Monday, May 22, 2017

Parsing the Will

The question about free will is one of the thornier topics in the philosophy of the mind, with its entanglements in psychology, ethics, and other areas of philosophy. A prima facie approach would pose the question of whether or not the will is free, and then move on to a raging debate.

But before such a question, and its ensuing discussion, can be posed, a number of significant preliminaries should be resolved. For example, what’s the difference between being free and having the experience of freedom?

Can one be free without knowing it? I.e., have freedom but not have the experience of freedom? Conversely, can one have the experience of freedom, without having freedom itself? In which case the experience would be misleading?

Some philosophers have moved the question about the free will up to a meta-level. If “willing” is wanting, does “having a free will” mean that I want to want what I want? Any will wants what it wants. Does a free will want to want what it wants?

There is an epistemological aspect: how do I know whether or not my will is free?

Freedom of the will might be relative to its object. This possibility uncovers the source of interest in the question about the will. Consider what we might call “mundane” decisions: I own several identical, or nearly identical, pairs of white socks. When I get dressed tomorrow morning, which pair will I choose?

Perhaps I will choose based on which pair is closest, which is at the top of the pile, which will take the least effort to grasp, or which will least disturb the orderliness of my wardrobe. Our discussion will then proceed along the usual lines: asking how I formed those preferences, how I analyze and calculate the situation, whether the choice is conscious or deliberate or not, etc.

But the choice about the socks is, in itself, uninteresting. The question about the free will becomes interesting when we discuss the will of, e.g., a murderer.

Many thinkers care about the question of the will because of its moral examples. But arguably many choices made by humans are ethically neutral.

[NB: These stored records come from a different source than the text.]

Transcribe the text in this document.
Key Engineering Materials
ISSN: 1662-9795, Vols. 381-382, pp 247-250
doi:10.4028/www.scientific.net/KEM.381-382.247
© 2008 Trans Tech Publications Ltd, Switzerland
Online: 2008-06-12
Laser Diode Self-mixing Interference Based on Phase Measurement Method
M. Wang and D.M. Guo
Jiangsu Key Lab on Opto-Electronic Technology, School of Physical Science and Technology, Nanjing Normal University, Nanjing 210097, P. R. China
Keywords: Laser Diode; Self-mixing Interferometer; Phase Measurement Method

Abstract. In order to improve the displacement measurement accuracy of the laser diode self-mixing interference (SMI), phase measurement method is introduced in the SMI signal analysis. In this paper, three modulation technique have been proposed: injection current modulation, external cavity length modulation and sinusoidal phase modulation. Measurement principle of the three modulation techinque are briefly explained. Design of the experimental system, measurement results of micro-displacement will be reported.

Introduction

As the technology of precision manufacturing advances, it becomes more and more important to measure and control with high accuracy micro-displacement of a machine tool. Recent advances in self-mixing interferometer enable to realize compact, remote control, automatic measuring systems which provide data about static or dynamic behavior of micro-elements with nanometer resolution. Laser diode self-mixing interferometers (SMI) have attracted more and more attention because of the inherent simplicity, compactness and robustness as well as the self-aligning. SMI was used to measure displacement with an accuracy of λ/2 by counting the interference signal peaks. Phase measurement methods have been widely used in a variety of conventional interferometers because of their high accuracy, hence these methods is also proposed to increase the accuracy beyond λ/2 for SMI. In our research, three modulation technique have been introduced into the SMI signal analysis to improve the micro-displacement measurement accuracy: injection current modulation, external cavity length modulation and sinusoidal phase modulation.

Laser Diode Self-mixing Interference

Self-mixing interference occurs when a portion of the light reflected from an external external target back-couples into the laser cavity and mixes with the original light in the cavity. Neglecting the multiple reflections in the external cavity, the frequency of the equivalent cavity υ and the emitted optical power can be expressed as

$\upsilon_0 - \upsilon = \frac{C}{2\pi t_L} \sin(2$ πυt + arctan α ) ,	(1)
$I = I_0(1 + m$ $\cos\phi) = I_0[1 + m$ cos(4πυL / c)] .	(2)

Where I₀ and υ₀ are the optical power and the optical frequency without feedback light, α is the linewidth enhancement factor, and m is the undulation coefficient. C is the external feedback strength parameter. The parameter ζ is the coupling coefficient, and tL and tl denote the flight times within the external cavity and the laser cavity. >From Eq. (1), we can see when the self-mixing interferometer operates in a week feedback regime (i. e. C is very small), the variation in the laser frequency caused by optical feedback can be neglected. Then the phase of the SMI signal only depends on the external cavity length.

Some scholars have estimated that each individual human being can make as many as several thousand decisions in one day: I reach into my drawer to grab a pencil; there is more than one pencil there; I choose one; in another drawer, there are several slips of paper; I choose one; I start writing my grocery shopping list; I choose whether to buy a quart or a pint of cream; I choose whether to buy red grapes or black grapes; I choose whether to buy grape jelly or strawberry jelly.

Marketing executives and advertising agencies will be interested in those decisions in the grocery store. Generally, philosophers will not.

The human will, then, makes some choices which appear to have no ethical significance, and other choices which do have ethical significance. It seems likely that moral decisions are responsible for much of the interest in the question of the will’s freedom.

Philosophers haven’t spent the last two millennia pondering the free will because they were wondering about choices between tea and coffee.

In addition to the ethically significant and the ethically insignificant, there may be a third category of decisions: a third set of objects for the will.

In theology, there are hints of a category of choices which we might call “spiritual.”

These are found, e.g., in the debate about whether one can ‘accept’ God’s grace, or whether one instead ‘receives’ it. Could this be a debate about the will?

A variety of theological views insist that the human will cannot ‘cooperate’ with, or ‘choose,’ God. They are implying that the human will is not free in those matters. But some views will simultaneously insist that humans are free in certain moral choices.

The result is the possibility that the human will could be, at the same time, free in some matters and bound in others.

Bluntly put, the businessman is interested in the will’s operation in selecting products in a grocery store; the ethicist is interested in the will’s operation in moral decisions; the theologian is interested in the will’s operation in relation to God.

Are these truly distinct categories? To be sure, there are some overlaps. A purchase decision can certainly be, simultaneously, an ethical decision.

Can we find examples of choice which are purely in one category or another?

Further: is it possible that the human will could be free in one category of decisions, and unfree in another category?

Discussions about the freedom of the will were already complex. If we establish a taxonomy of three difference types of choice (about mundane decisions, about ethical decisions, about spiritual decisions), then it’s even more complex.